Ways Restaurants Can and Should Keep Up with Guests

The effort you put into engaging guests shouldn’t end when they walk out the door.

If you’re worried about attracting new customers, you likely need to shift your priorities. Retaining the guests who have already visited your restaurant is far more important.

According to the Harvard Business Journal, seeking out a new customer can be anywhere from five to 25 times more expensive than retaining an existing one. That massive increase in costs stems mostly from different marketing expenses as well as the time it takes for a new guest to generate significant profit for a business.

Even if your customer retention efforts only have a five percent success rate you can still raise your profit by 25 to 95 percent. One reason for that is new customers are 50 percent more likely to try new products and spend 31 percent more than new customers.

Relying on new guests is just not the most strategic way to maintain and grow profits. When publications and social media bloggers rave about the newest spot in town, people are sure to flock over. But what happens when the next shiny new thing takes their attention? There won’t always be a steady stream of new customers to depend on.

That’s why communicating with your existing guests between their visits is so important. Here are three ways to make that happen…

1.   Email newsletters

Square Up, a financial service for business owners, says 86 percent of consumers like to stay in communication with the businesses they frequent. Sixty percent said email is their preferred method of communication. By keeping in touch with your guests through newsletters you build a loyal customer base. This connection encourages them to keep coming back, ensuring long-term success for your restaurant.

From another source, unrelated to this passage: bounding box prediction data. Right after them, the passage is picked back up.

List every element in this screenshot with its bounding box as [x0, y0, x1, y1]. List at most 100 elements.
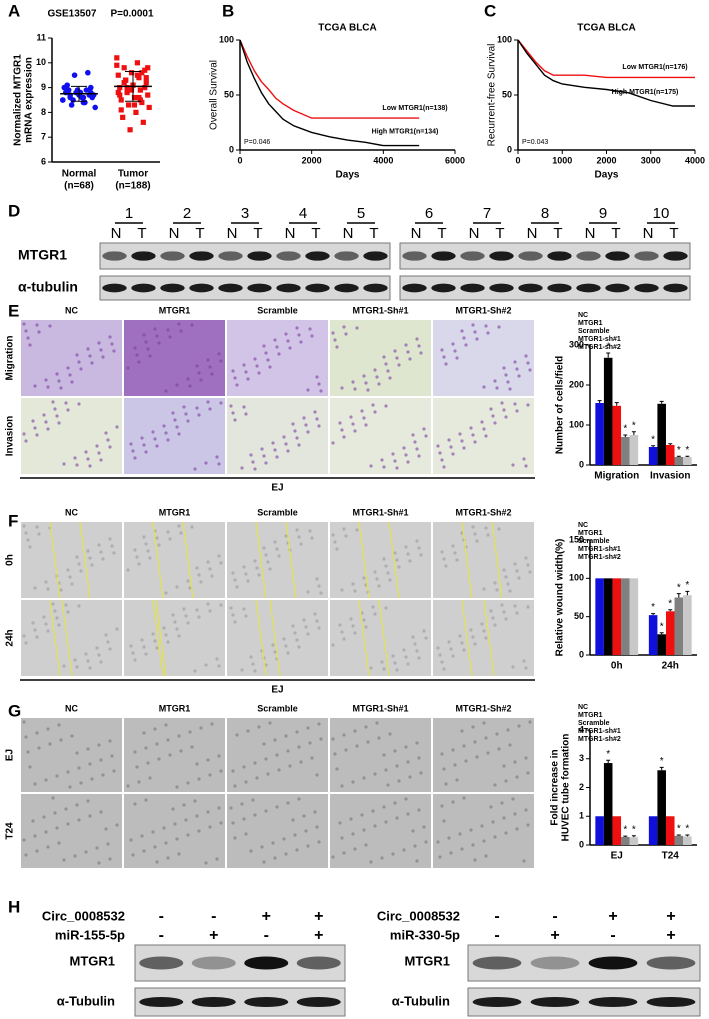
cell — [344, 534, 348, 538]
cell — [495, 588, 499, 592]
cell — [66, 366, 70, 370]
cell — [179, 749, 183, 753]
x-tick-label: 6000 — [445, 155, 465, 165]
cell — [493, 581, 497, 585]
cell — [304, 829, 308, 833]
cell — [384, 768, 388, 772]
cell — [246, 579, 250, 583]
cell — [362, 828, 366, 832]
data-point — [137, 97, 143, 103]
cell — [162, 424, 166, 428]
cell — [313, 612, 317, 616]
cell — [22, 322, 26, 326]
y-tick-label: 100 — [569, 419, 584, 429]
cell — [297, 333, 301, 337]
column-label: Scramble — [257, 507, 298, 517]
cell — [235, 733, 239, 737]
cell — [340, 386, 344, 390]
cell — [42, 413, 46, 417]
bar — [612, 578, 622, 655]
cell — [153, 437, 157, 441]
cell — [442, 667, 446, 671]
cell — [217, 806, 221, 810]
cell — [362, 576, 366, 580]
cell — [319, 389, 323, 393]
legend-entry: MTGR1 — [578, 320, 603, 327]
micrograph — [330, 718, 431, 792]
panel-label: E — [8, 301, 19, 320]
cell — [173, 620, 177, 624]
micrograph — [433, 398, 534, 474]
wound-edge — [49, 521, 61, 599]
cell — [293, 833, 297, 837]
cell — [442, 355, 446, 359]
cell — [188, 586, 192, 590]
cell — [473, 330, 477, 334]
cell — [338, 421, 342, 425]
micrograph — [21, 522, 122, 598]
cell — [175, 383, 179, 387]
group-label: 9 — [599, 205, 607, 222]
condition-sign: - — [552, 908, 557, 925]
cell — [233, 578, 237, 582]
y-axis-label: Number of cells/field — [555, 356, 566, 454]
cell — [460, 847, 464, 851]
cell — [86, 747, 90, 751]
cell — [208, 609, 212, 613]
cell — [155, 536, 159, 540]
cell — [495, 732, 499, 736]
significance: * — [651, 602, 655, 613]
cell — [484, 736, 488, 740]
cell — [517, 724, 521, 728]
cell — [317, 584, 321, 588]
cell — [526, 823, 530, 827]
cell — [24, 531, 28, 535]
cell — [440, 550, 444, 554]
cell — [37, 330, 41, 334]
cell — [99, 660, 103, 664]
cell — [142, 333, 146, 337]
cell — [393, 749, 397, 753]
cell — [369, 860, 373, 864]
cell — [404, 545, 408, 549]
group-label: 5 — [357, 205, 365, 222]
data-point — [80, 99, 87, 106]
blot-band — [605, 251, 630, 261]
cell — [235, 585, 239, 589]
cell — [484, 854, 488, 858]
cell — [86, 799, 90, 803]
cell — [397, 363, 401, 367]
cell — [51, 400, 55, 404]
cell — [260, 845, 264, 849]
cell — [458, 432, 462, 436]
cell — [306, 430, 310, 434]
cell — [275, 753, 279, 757]
cell — [406, 760, 410, 764]
cell — [413, 844, 417, 848]
data-point — [143, 75, 149, 81]
cell — [206, 602, 210, 606]
cell — [440, 804, 444, 808]
bar — [629, 837, 639, 845]
cell — [408, 357, 412, 361]
cell — [286, 801, 290, 805]
blot-band — [489, 251, 514, 261]
condition-sign: - — [211, 908, 216, 925]
panel-label: G — [8, 701, 21, 720]
data-point — [120, 114, 126, 120]
cell — [164, 841, 168, 845]
cell — [186, 377, 190, 381]
error-bar — [623, 835, 628, 837]
micrograph — [433, 794, 534, 868]
cell — [513, 562, 517, 566]
cell — [115, 425, 119, 429]
cell — [175, 627, 179, 631]
column-label: MTGR1 — [159, 305, 191, 315]
cell — [515, 367, 519, 371]
y-tick-label: 50 — [574, 611, 584, 621]
cell — [88, 354, 92, 358]
cell — [362, 776, 366, 780]
cell — [266, 772, 270, 776]
error-bar — [623, 434, 628, 437]
blot-band — [663, 283, 688, 293]
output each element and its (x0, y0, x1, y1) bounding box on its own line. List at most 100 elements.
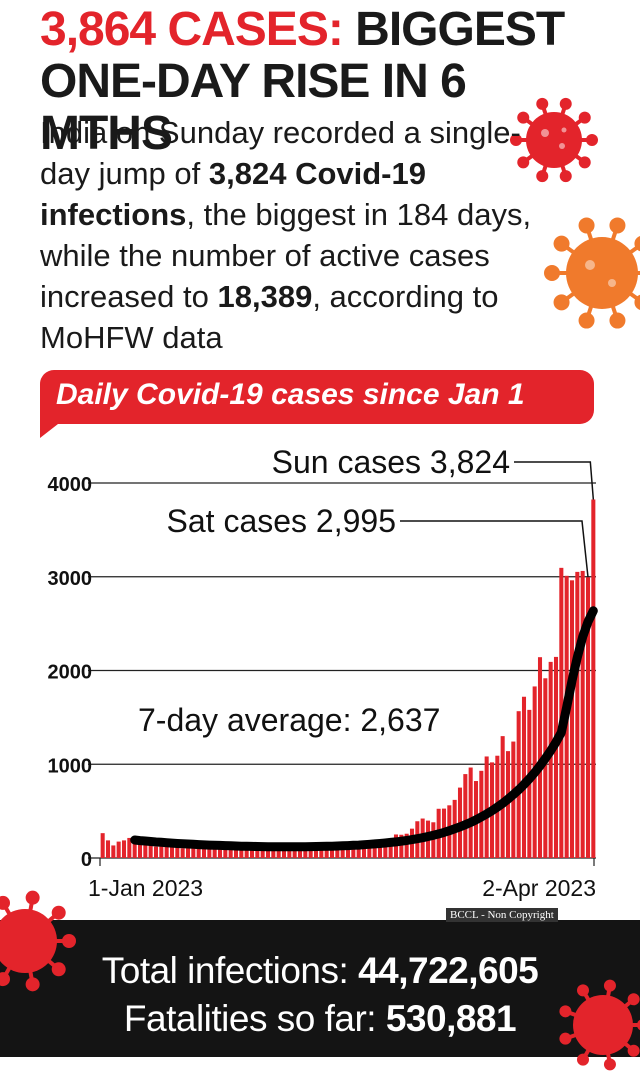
bar (356, 846, 361, 858)
bar (548, 661, 553, 858)
intro-bold-active: 18,389 (217, 279, 313, 314)
virus-spike-knob (634, 235, 640, 252)
totals-panel: Total infections: 44,722,605 Fatalities … (0, 920, 640, 1057)
bar (159, 841, 164, 858)
virus-spike-knob (0, 972, 10, 987)
bar (239, 843, 244, 858)
bar (111, 845, 116, 858)
bar (233, 844, 239, 858)
virus-spike-knob (578, 217, 595, 234)
chart: 0 1000 2000 3000 4000 1-Jan 2023 2-Apr 2023 Sun… (48, 444, 598, 901)
bar (575, 571, 580, 858)
virus-spike-knob (603, 979, 616, 992)
bar (324, 847, 329, 858)
bar (500, 736, 505, 858)
total-infections: Total infections: 44,722,605 (0, 950, 640, 992)
virus-spike-knob (578, 156, 591, 169)
virus-spike-knob (634, 294, 640, 311)
fatalities-value: 530,881 (385, 998, 517, 1039)
virus-red-left-icon (0, 890, 76, 992)
bar (143, 842, 148, 858)
y-tick-label: 3000 (48, 568, 93, 590)
y-tick-label: 0 (81, 849, 92, 871)
bar (191, 843, 196, 858)
virus-spike-knob (517, 111, 530, 124)
virus-spike-knob (559, 170, 572, 183)
virus-spike-knob (627, 1044, 640, 1057)
virus-spike-knob (553, 294, 570, 311)
intro-part2: , the biggest in 184 days, while the num… (40, 197, 532, 314)
virus-spike-knob (577, 1053, 589, 1066)
bar (132, 836, 137, 858)
bar (287, 848, 292, 858)
virus-spike-knob (544, 265, 560, 281)
virus-spike-knob (578, 312, 595, 329)
bar (297, 849, 303, 858)
virus-spike-knob (25, 890, 40, 905)
bar (383, 843, 388, 858)
y-tick-label: 4000 (48, 474, 93, 496)
bar (569, 580, 575, 858)
bar (388, 840, 393, 858)
virus-spike (628, 242, 640, 255)
virus-spike-knob (559, 1005, 572, 1018)
bar (148, 845, 153, 858)
virus-spike-knob (627, 993, 640, 1006)
bar (281, 844, 287, 858)
bar (207, 847, 212, 858)
annotation-sun-cases: Sun cases 3,824 (272, 444, 510, 480)
bar (121, 840, 127, 858)
virus-spike-knob (536, 97, 549, 110)
bar (345, 848, 351, 858)
virus-red-icon (510, 97, 598, 183)
chart-title: Daily Covid-19 cases since Jan 1 (56, 378, 525, 411)
intro-bold-cases: 3,824 Covid-19 infections (40, 156, 426, 232)
bar (185, 847, 191, 858)
intro-part3: , according to MoHFW data (40, 279, 499, 355)
virus-spike (628, 291, 640, 304)
bar (361, 844, 367, 858)
bar (276, 847, 281, 858)
bar (553, 656, 559, 858)
bar (585, 577, 591, 858)
bar (180, 848, 185, 858)
x-end-label: 2-Apr 2023 (482, 875, 596, 901)
bar (228, 847, 233, 858)
bar (351, 846, 356, 858)
virus-red-bottom-right-icon (559, 979, 640, 1071)
virus-spike-knob (559, 1032, 572, 1045)
annotation-seven-day-average: 7-day average: 2,637 (138, 702, 440, 738)
virus-spike-knob (553, 235, 570, 252)
virus-spike-knob (51, 962, 66, 977)
fatalities-label: Fatalities so far: (123, 998, 386, 1039)
fatalities: Fatalities so far: 530,881 (0, 998, 640, 1040)
bar (319, 846, 324, 858)
bar (169, 841, 175, 858)
bar (249, 850, 255, 858)
headline-line2: ONE-DAY RISE IN 6 MTHS (40, 55, 467, 160)
bar (329, 849, 335, 858)
bar (521, 696, 527, 858)
bar (271, 847, 276, 858)
bar (340, 849, 345, 858)
bar (580, 570, 585, 858)
headline: 3,864 CASES: BIGGEST ONE-DAY RISE IN 6 M… (40, 4, 600, 160)
total-infections-label: Total infections: (101, 950, 359, 991)
seven-day-average-line (130, 606, 598, 852)
bar (335, 848, 340, 858)
bar (431, 822, 436, 858)
bar (367, 845, 372, 858)
intro-text: India on Sunday recorded a single-day ju… (40, 112, 540, 358)
bar (468, 767, 473, 858)
virus-spike-knob (586, 134, 598, 146)
bar (484, 756, 489, 858)
virus-spike-knob (0, 895, 10, 910)
virus-spike-knob (559, 97, 572, 110)
virus-spike-knob (603, 1058, 616, 1071)
bar (127, 837, 132, 858)
virus-spike-knob (577, 984, 589, 997)
headline-rest: BIGGEST (355, 3, 565, 56)
bar (153, 846, 159, 858)
bar (137, 841, 143, 858)
copyright-badge: BCCL - Non Copyright (446, 908, 558, 922)
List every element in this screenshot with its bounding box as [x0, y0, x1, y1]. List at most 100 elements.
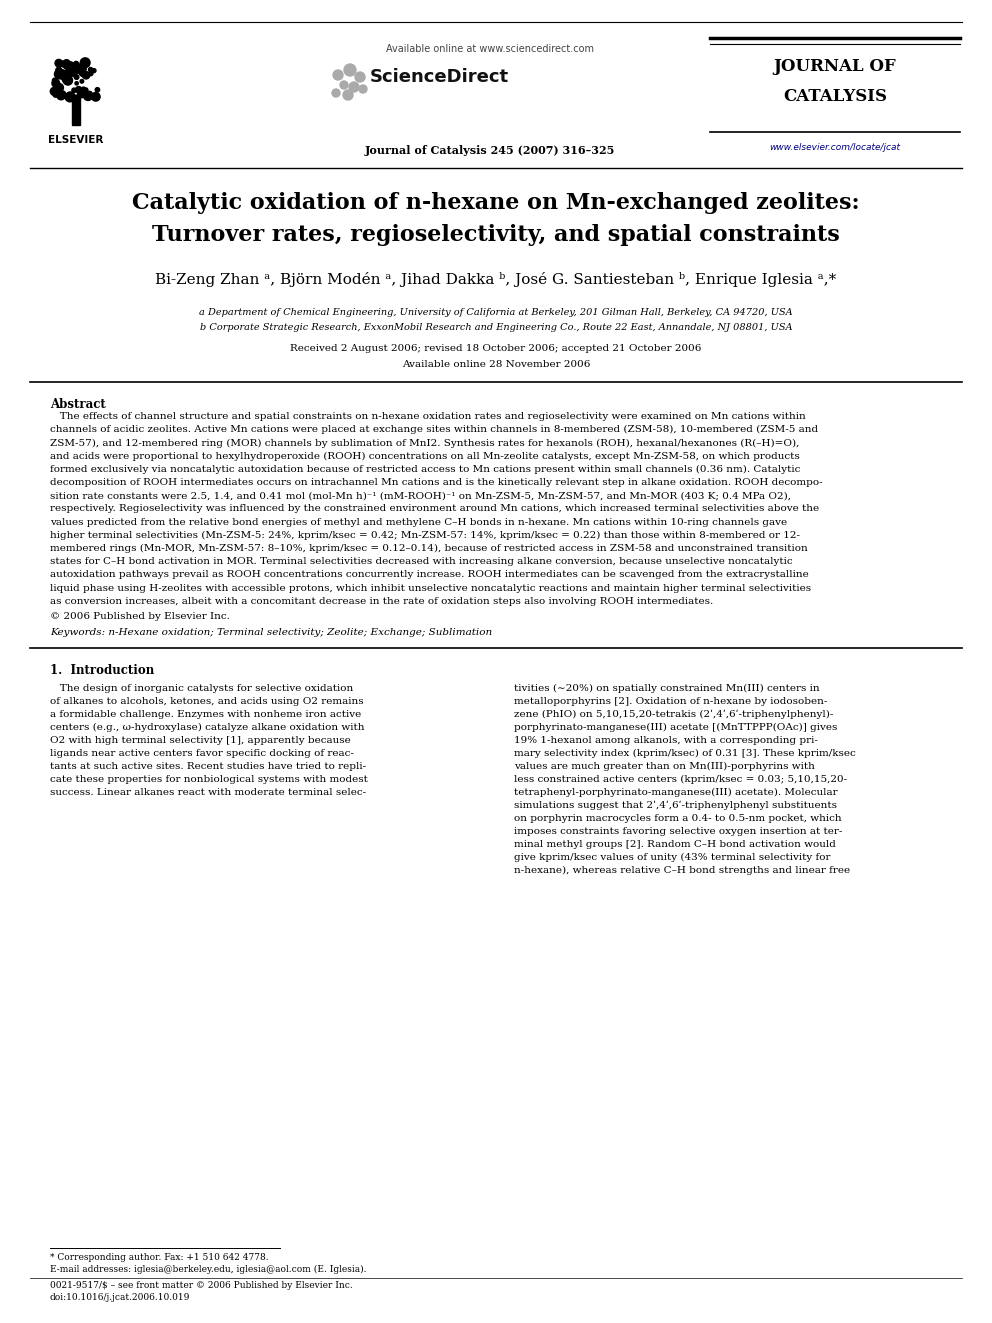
Text: a formidable challenge. Enzymes with nonheme iron active: a formidable challenge. Enzymes with non… [50, 710, 361, 718]
Circle shape [340, 81, 348, 89]
Text: tants at such active sites. Recent studies have tried to repli-: tants at such active sites. Recent studi… [50, 762, 366, 771]
Circle shape [73, 61, 78, 66]
Text: * Corresponding author. Fax: +1 510 642 4778.: * Corresponding author. Fax: +1 510 642 … [50, 1253, 269, 1262]
Circle shape [63, 70, 71, 78]
Text: mary selectivity index (kprim/ksec) of 0.31 [3]. These kprim/ksec: mary selectivity index (kprim/ksec) of 0… [514, 749, 856, 758]
Circle shape [344, 64, 356, 75]
Text: The effects of channel structure and spatial constraints on n-hexane oxidation r: The effects of channel structure and spa… [50, 411, 806, 421]
Text: Journal of Catalysis 245 (2007) 316–325: Journal of Catalysis 245 (2007) 316–325 [365, 146, 615, 156]
Text: values predicted from the relative bond energies of methyl and methylene C–H bon: values predicted from the relative bond … [50, 517, 787, 527]
Text: ligands near active centers favor specific docking of reac-: ligands near active centers favor specif… [50, 749, 354, 758]
Circle shape [66, 93, 74, 101]
Text: tivities (∼20%) on spatially constrained Mn(III) centers in: tivities (∼20%) on spatially constrained… [514, 684, 819, 693]
Circle shape [53, 78, 57, 83]
Text: as conversion increases, albeit with a concomitant decrease in the rate of oxida: as conversion increases, albeit with a c… [50, 597, 713, 606]
Text: minal methyl groups [2]. Random C–H bond activation would: minal methyl groups [2]. Random C–H bond… [514, 840, 836, 849]
Circle shape [69, 94, 73, 98]
Circle shape [63, 75, 72, 85]
Circle shape [65, 62, 74, 70]
Circle shape [57, 91, 65, 99]
Text: values are much greater than on Mn(III)-porphyrins with: values are much greater than on Mn(III)-… [514, 762, 814, 771]
Circle shape [73, 64, 83, 74]
Circle shape [332, 89, 340, 97]
Text: Keywords: n-Hexane oxidation; Terminal selectivity; Zeolite; Exchange; Sublimati: Keywords: n-Hexane oxidation; Terminal s… [50, 628, 492, 636]
Text: imposes constraints favoring selective oxygen insertion at ter-: imposes constraints favoring selective o… [514, 827, 842, 836]
Text: doi:10.1016/j.jcat.2006.10.019: doi:10.1016/j.jcat.2006.10.019 [50, 1293, 190, 1302]
Bar [72, 95, 80, 124]
Circle shape [75, 82, 78, 85]
Text: sition rate constants were 2.5, 1.4, and 0.41 mol (mol-Mn h)⁻¹ (mM-ROOH)⁻¹ on Mn: sition rate constants were 2.5, 1.4, and… [50, 491, 791, 500]
Text: ELSEVIER: ELSEVIER [49, 135, 104, 146]
Circle shape [75, 86, 82, 93]
Text: Available online at www.sciencedirect.com: Available online at www.sciencedirect.co… [386, 44, 594, 54]
Circle shape [78, 65, 86, 73]
Circle shape [66, 69, 73, 75]
Circle shape [51, 87, 59, 95]
Text: Received 2 August 2006; revised 18 October 2006; accepted 21 October 2006: Received 2 August 2006; revised 18 Octob… [291, 344, 701, 353]
Circle shape [71, 89, 76, 93]
Text: on porphyrin macrocycles form a 0.4- to 0.5-nm pocket, which: on porphyrin macrocycles form a 0.4- to … [514, 814, 841, 823]
Text: metalloporphyrins [2]. Oxidation of n-hexane by iodosoben-: metalloporphyrins [2]. Oxidation of n-he… [514, 697, 827, 706]
Circle shape [92, 69, 96, 73]
Circle shape [70, 64, 76, 70]
Circle shape [61, 73, 69, 81]
Circle shape [81, 87, 86, 91]
Text: Turnover rates, regioselectivity, and spatial constraints: Turnover rates, regioselectivity, and sp… [152, 224, 840, 246]
Text: states for C–H bond activation in MOR. Terminal selectivities decreased with inc: states for C–H bond activation in MOR. T… [50, 557, 793, 566]
Text: Catalytic oxidation of n-hexane on Mn-exchanged zeolites:: Catalytic oxidation of n-hexane on Mn-ex… [132, 192, 860, 214]
Text: zene (PhIO) on 5,10,15,20-tetrakis (2ʹ,4ʹ,6ʹ-triphenylphenyl)-: zene (PhIO) on 5,10,15,20-tetrakis (2ʹ,4… [514, 710, 833, 720]
Text: liquid phase using H-zeolites with accessible protons, which inhibit unselective: liquid phase using H-zeolites with acces… [50, 583, 811, 593]
Circle shape [59, 91, 65, 98]
Text: 0021-9517/$ – see front matter © 2006 Published by Elsevier Inc.: 0021-9517/$ – see front matter © 2006 Pu… [50, 1281, 353, 1290]
Text: less constrained active centers (kprim/ksec = 0.03; 5,10,15,20-: less constrained active centers (kprim/k… [514, 775, 847, 785]
Text: Bi-Zeng Zhan ᵃ, Björn Modén ᵃ, Jihad Dakka ᵇ, José G. Santiesteban ᵇ, Enrique Ig: Bi-Zeng Zhan ᵃ, Björn Modén ᵃ, Jihad Dak… [156, 273, 836, 287]
Circle shape [74, 74, 78, 79]
Text: higher terminal selectivities (Mn-ZSM-5: 24%, kprim/ksec = 0.42; Mn-ZSM-57: 14%,: higher terminal selectivities (Mn-ZSM-5:… [50, 531, 800, 540]
Text: © 2006 Published by Elsevier Inc.: © 2006 Published by Elsevier Inc. [50, 613, 230, 620]
Text: of alkanes to alcohols, ketones, and acids using O2 remains: of alkanes to alcohols, ketones, and aci… [50, 697, 364, 706]
Circle shape [343, 90, 353, 101]
Text: cate these properties for nonbiological systems with modest: cate these properties for nonbiological … [50, 775, 368, 785]
Circle shape [80, 58, 90, 67]
Circle shape [78, 66, 82, 70]
Text: porphyrinato-manganese(III) acetate [(MnTTPPP(OAc)] gives: porphyrinato-manganese(III) acetate [(Mn… [514, 722, 837, 732]
Text: a Department of Chemical Engineering, University of California at Berkeley, 201 : a Department of Chemical Engineering, Un… [199, 308, 793, 318]
Circle shape [84, 89, 88, 91]
Circle shape [88, 67, 93, 71]
Circle shape [66, 67, 75, 77]
Circle shape [88, 71, 93, 75]
Circle shape [55, 60, 62, 67]
Text: formed exclusively via noncatalytic autoxidation because of restricted access to: formed exclusively via noncatalytic auto… [50, 464, 801, 474]
Circle shape [82, 71, 89, 79]
Circle shape [63, 62, 71, 69]
Circle shape [95, 87, 99, 93]
Text: Abstract: Abstract [50, 398, 106, 411]
Text: centers (e.g., ω-hydroxylase) catalyze alkane oxidation with: centers (e.g., ω-hydroxylase) catalyze a… [50, 722, 364, 732]
Circle shape [64, 77, 72, 85]
Text: decomposition of ROOH intermediates occurs on intrachannel Mn cations and is the: decomposition of ROOH intermediates occu… [50, 478, 822, 487]
Text: JOURNAL OF: JOURNAL OF [774, 58, 897, 75]
Circle shape [56, 83, 63, 91]
Circle shape [65, 93, 74, 102]
Circle shape [87, 91, 92, 97]
Circle shape [78, 94, 82, 97]
Text: b Corporate Strategic Research, ExxonMobil Research and Engineering Co., Route 2: b Corporate Strategic Research, ExxonMob… [199, 323, 793, 332]
Text: simulations suggest that 2ʹ,4ʹ,6ʹ-triphenylphenyl substituents: simulations suggest that 2ʹ,4ʹ,6ʹ-triphe… [514, 800, 837, 810]
Text: 1.  Introduction: 1. Introduction [50, 664, 154, 677]
Circle shape [62, 60, 70, 67]
Text: n-hexane), whereas relative C–H bond strengths and linear free: n-hexane), whereas relative C–H bond str… [514, 867, 850, 875]
Text: success. Linear alkanes react with moderate terminal selec-: success. Linear alkanes react with moder… [50, 789, 366, 796]
Circle shape [54, 93, 58, 97]
Circle shape [53, 90, 61, 97]
Text: respectively. Regioselectivity was influenced by the constrained environment aro: respectively. Regioselectivity was influ… [50, 504, 819, 513]
Circle shape [349, 82, 359, 93]
Circle shape [55, 69, 64, 79]
Circle shape [69, 69, 76, 77]
Circle shape [75, 75, 78, 79]
Circle shape [79, 70, 86, 77]
Circle shape [77, 89, 86, 98]
Circle shape [79, 66, 82, 70]
Circle shape [58, 70, 62, 75]
Text: ZSM-57), and 12-membered ring (MOR) channels by sublimation of MnI2. Synthesis r: ZSM-57), and 12-membered ring (MOR) chan… [50, 438, 800, 447]
Text: Available online 28 November 2006: Available online 28 November 2006 [402, 360, 590, 369]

The type of newsletter you’d like to do is completely up to you. Perhaps you do a monthly special dish and use the newsletter to promote it. You could discuss the history of the dish and what makes it unique. But that’s just one idea, there are so many to choose from. You can decide how frequently you’d like to send out your newsletter (weekly, monthly, etc.), just try to be consistent.

2. Loyalty programs and personalized offers

By offering rewards, discounts, or points accumulation, restaurants incentivize customers to return and make frequent purchases. A tiered loyalty program, where customers unlock better benefits as they spend a certain amount, can be particularly effective. This encourages guests to spend more for better rewards while creating a sense of exclusivity.

Loyalty programs also give you the ability to track trends in guest purchases, allowing you to provide customized offers. If your sales system shows a customer has purchased a particular dish consistently, you know you can use that to draw them in.

3. Personalized feedback

Most everybody has unique opinions and wants those opinions to be heard. By creating a newsletter or loyalty program, you’re able to gain a reliable method of contact for your guests. Use that to ask for online feedback either immediately after a guest leaves or just include it somewhere within your newsletter.

You could also create a QR code that leads directly to a feedback form and post it in your restaurant so guests have a nonconfrontational avenue to be honest about their experience.

Having the opportunity to voice one’s thoughts can feel powerful and create a more personal connection. Bonus points if you’re able to provide a sincere response to a guest after they provide their feedback, regardless of whether or not their views are positive.